Full fill homes. Source: Anupama Kundoo. Credit: Javier Callejas

The 25 mm thick ferrocement elements involve chicken mesh, welded mesh and small diameter steel reinforcement, significantly reducing the quantities of high-embodied-energy materials used in the construction. Blocks are produced in the backyards of masons homes to provide them with additional income, rather than in factories, thereby reducing costs while helping local economy. A range of window, doors, roof elements and other necessary building components are all produced in ferrocement excluding any complex hardware in their design.

The voids in the walls that can be colonised by the user, are emphasised, rather than the walls themselves, through the use of the happy colours.

Affordability is due to efficiency and inclusivity. The design is suitable for all, not only the poor.
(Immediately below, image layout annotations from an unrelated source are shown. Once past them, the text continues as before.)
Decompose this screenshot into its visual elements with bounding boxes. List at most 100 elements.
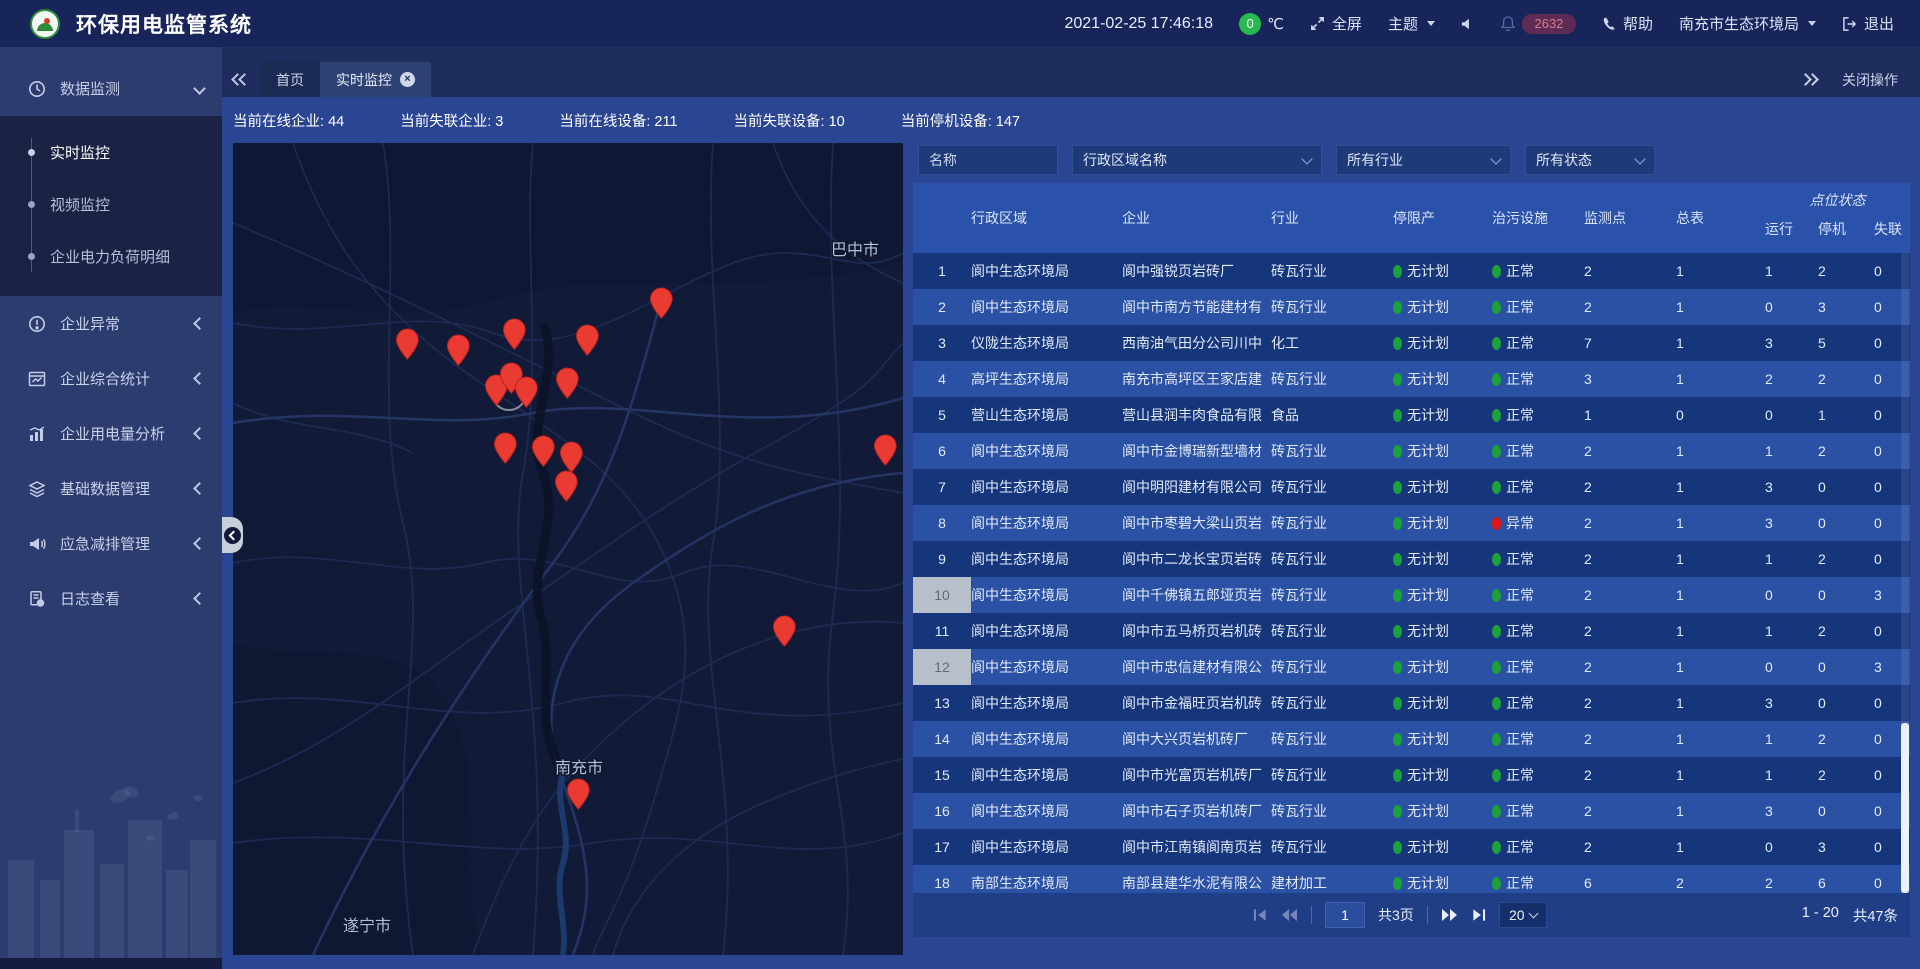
cell-monitor-count: 2 [1584, 613, 1676, 649]
cell-company: 阆中市金博瑞新型墙材 [1122, 433, 1271, 469]
tabs-scroll-left-button[interactable] [222, 62, 260, 97]
cell-stop-count: 1 [1818, 397, 1874, 433]
cell-region: 阆中生态环境局 [971, 289, 1122, 325]
sidebar-item-chart[interactable]: 企业用电量分析 [0, 406, 222, 461]
table-row[interactable]: 7阆中生态环境局阆中明阳建材有限公司砖瓦行业无计划正常21300 [913, 469, 1910, 505]
col-header-lost: 失联 [1874, 217, 1910, 253]
row-index: 4 [913, 361, 971, 397]
table-row[interactable]: 4高坪生态环境局南充市高坪区王家店建砖瓦行业无计划正常31220 [913, 361, 1910, 397]
prev-page-button[interactable] [1281, 908, 1298, 922]
col-header-industry: 行业 [1271, 183, 1393, 253]
sidebar-item-log[interactable]: 日志查看 [0, 571, 222, 626]
table-scrollbar-thumb[interactable] [1901, 723, 1909, 893]
sidebar-subitem[interactable]: 视频监控 [0, 178, 222, 230]
status-dot-icon [1492, 373, 1501, 386]
cell-company: 阆中市金福旺页岩机砖 [1122, 685, 1271, 721]
status-dot-icon [1393, 805, 1402, 818]
table-row[interactable]: 8阆中生态环境局阆中市枣碧大梁山页岩砖瓦行业无计划异常21300 [913, 505, 1910, 541]
table-scrollbar [1901, 253, 1909, 893]
table-row[interactable]: 6阆中生态环境局阆中市金博瑞新型墙材砖瓦行业无计划正常21120 [913, 433, 1910, 469]
row-index: 17 [913, 829, 971, 865]
caret-down-icon [1427, 21, 1435, 26]
tabs-scroll-right-button[interactable] [1802, 75, 1816, 84]
cell-facility-status: 正常 [1492, 541, 1584, 577]
table-row[interactable]: 3仪陇生态环境局西南油气田分公司川中化工无计划正常71350 [913, 325, 1910, 361]
sidebar-menu: 数据监测实时监控视频监控企业电力负荷明细企业异常企业综合统计企业用电量分析基础数… [0, 47, 222, 626]
cell-region: 阆中生态环境局 [971, 577, 1122, 613]
table-row[interactable]: 15阆中生态环境局阆中市光富页岩机砖厂砖瓦行业无计划正常21120 [913, 757, 1910, 793]
cell-industry: 建材加工 [1271, 865, 1393, 893]
chevron-left-icon [193, 537, 206, 550]
map-panel[interactable]: 巴中市南充市遂宁市 [233, 143, 903, 955]
pagination-divider [1311, 906, 1312, 924]
fullscreen-button[interactable]: 全屏 [1310, 13, 1362, 34]
cell-industry: 砖瓦行业 [1271, 289, 1393, 325]
name-search-input[interactable] [918, 145, 1058, 175]
cell-stop-count: 0 [1818, 685, 1874, 721]
table-row[interactable]: 11阆中生态环境局阆中市五马桥页岩机砖砖瓦行业无计划正常21120 [913, 613, 1910, 649]
tab-realtime-monitor[interactable]: 实时监控 × [320, 62, 431, 97]
tab-home[interactable]: 首页 [260, 62, 320, 97]
table-row[interactable]: 1阆中生态环境局阆中强锐页岩砖厂砖瓦行业无计划正常21120 [913, 253, 1910, 289]
notifications-button[interactable]: 2632 [1501, 14, 1576, 34]
first-page-button[interactable] [1253, 908, 1268, 922]
total-records-label: 共47条 [1853, 905, 1898, 926]
table-row[interactable]: 17阆中生态环境局阆中市江南镇阆南页岩砖瓦行业无计划正常21030 [913, 829, 1910, 865]
cell-industry: 化工 [1271, 325, 1393, 361]
table-row[interactable]: 12阆中生态环境局阆中市忠信建材有限公砖瓦行业无计划正常21003 [913, 649, 1910, 685]
status-dot-icon [1492, 589, 1501, 602]
sidebar-item-clock[interactable]: 数据监测 [0, 61, 222, 116]
page-size-select[interactable]: 20 [1499, 902, 1547, 928]
table-row[interactable]: 13阆中生态环境局阆中市金福旺页岩机砖砖瓦行业无计划正常21300 [913, 685, 1910, 721]
status-select[interactable]: 所有状态 [1525, 145, 1655, 175]
table-row[interactable]: 10阆中生态环境局阆中千佛镇五郎垭页岩砖瓦行业无计划正常21003 [913, 577, 1910, 613]
table-row[interactable]: 16阆中生态环境局阆中市石子页岩机砖厂砖瓦行业无计划正常21300 [913, 793, 1910, 829]
cell-facility-status: 正常 [1492, 613, 1584, 649]
row-index: 13 [913, 685, 971, 721]
last-page-button[interactable] [1471, 908, 1486, 922]
help-button[interactable]: 帮助 [1602, 13, 1653, 34]
col-group-point-status: 点位状态 运行 停机 失联 [1765, 183, 1910, 253]
mute-button[interactable] [1461, 17, 1475, 31]
status-dot-icon [1492, 769, 1501, 782]
logout-button[interactable]: 退出 [1842, 13, 1894, 34]
table-row[interactable]: 18南部生态环境局南部县建华水泥有限公建材加工无计划正常62260 [913, 865, 1910, 893]
sidebar-item-layers[interactable]: 基础数据管理 [0, 461, 222, 516]
sidebar-subitem[interactable]: 实时监控 [0, 126, 222, 178]
table-row[interactable]: 9阆中生态环境局阆中市二龙长宝页岩砖砖瓦行业无计划正常21120 [913, 541, 1910, 577]
cell-run-count: 3 [1765, 505, 1818, 541]
bullet-dot-icon [28, 149, 35, 156]
cell-region: 阆中生态环境局 [971, 829, 1122, 865]
user-dropdown[interactable]: 南充市生态环境局 [1679, 13, 1816, 34]
table-row[interactable]: 2阆中生态环境局阆中市南方节能建材有砖瓦行业无计划正常21030 [913, 289, 1910, 325]
notification-count-badge: 2632 [1522, 14, 1576, 34]
row-index: 9 [913, 541, 971, 577]
row-index: 7 [913, 469, 971, 505]
stat-item: 当前在线设备211 [559, 110, 677, 131]
sidebar-subitem[interactable]: 企业电力负荷明细 [0, 230, 222, 282]
right-panel: 行政区域名称 所有行业 所有状态 行政区域 企业 行业 [913, 143, 1910, 955]
cell-monitor-count: 2 [1584, 469, 1676, 505]
cell-industry: 砖瓦行业 [1271, 361, 1393, 397]
sidebar-item-alert[interactable]: 企业异常 [0, 296, 222, 351]
double-chevron-left-icon [234, 75, 248, 84]
cell-monitor-count: 2 [1584, 649, 1676, 685]
page-number-input[interactable] [1325, 902, 1365, 928]
region-select[interactable]: 行政区域名称 [1072, 145, 1322, 175]
sidebar-item-stats[interactable]: 企业综合统计 [0, 351, 222, 406]
theme-dropdown[interactable]: 主题 [1388, 13, 1435, 34]
status-dot-icon [1492, 481, 1501, 494]
table-row[interactable]: 14阆中生态环境局阆中大兴页岩机砖厂砖瓦行业无计划正常21120 [913, 721, 1910, 757]
close-operations-button[interactable]: 关闭操作 [1842, 70, 1898, 90]
tab-close-icon[interactable]: × [400, 72, 415, 87]
table-row[interactable]: 5营山生态环境局营山县润丰肉食品有限食品无计划正常10010 [913, 397, 1910, 433]
industry-select[interactable]: 所有行业 [1336, 145, 1511, 175]
sidebar-item-megaphone[interactable]: 应急减排管理 [0, 516, 222, 571]
bottom-strip [0, 958, 222, 969]
industry-select-value: 所有行业 [1347, 150, 1403, 170]
map-collapse-button[interactable] [222, 517, 243, 553]
col-header-index [913, 183, 971, 253]
cell-industry: 砖瓦行业 [1271, 649, 1393, 685]
cell-region: 阆中生态环境局 [971, 685, 1122, 721]
next-page-button[interactable] [1441, 908, 1458, 922]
These homes can be used as immediate shelters necessary in farm house plots in remote areas, disaster relief homes, youth hostels, student housing, as well as guest houses in environmentally sensitive locations. The houses can be dismantled equally simply in a day.

This prototype was produced in Bharatipuram, Auroville, and installed at the 57th Annual National Association of Students of Architecture at MIDAS Chennai for testing the design in full-scale.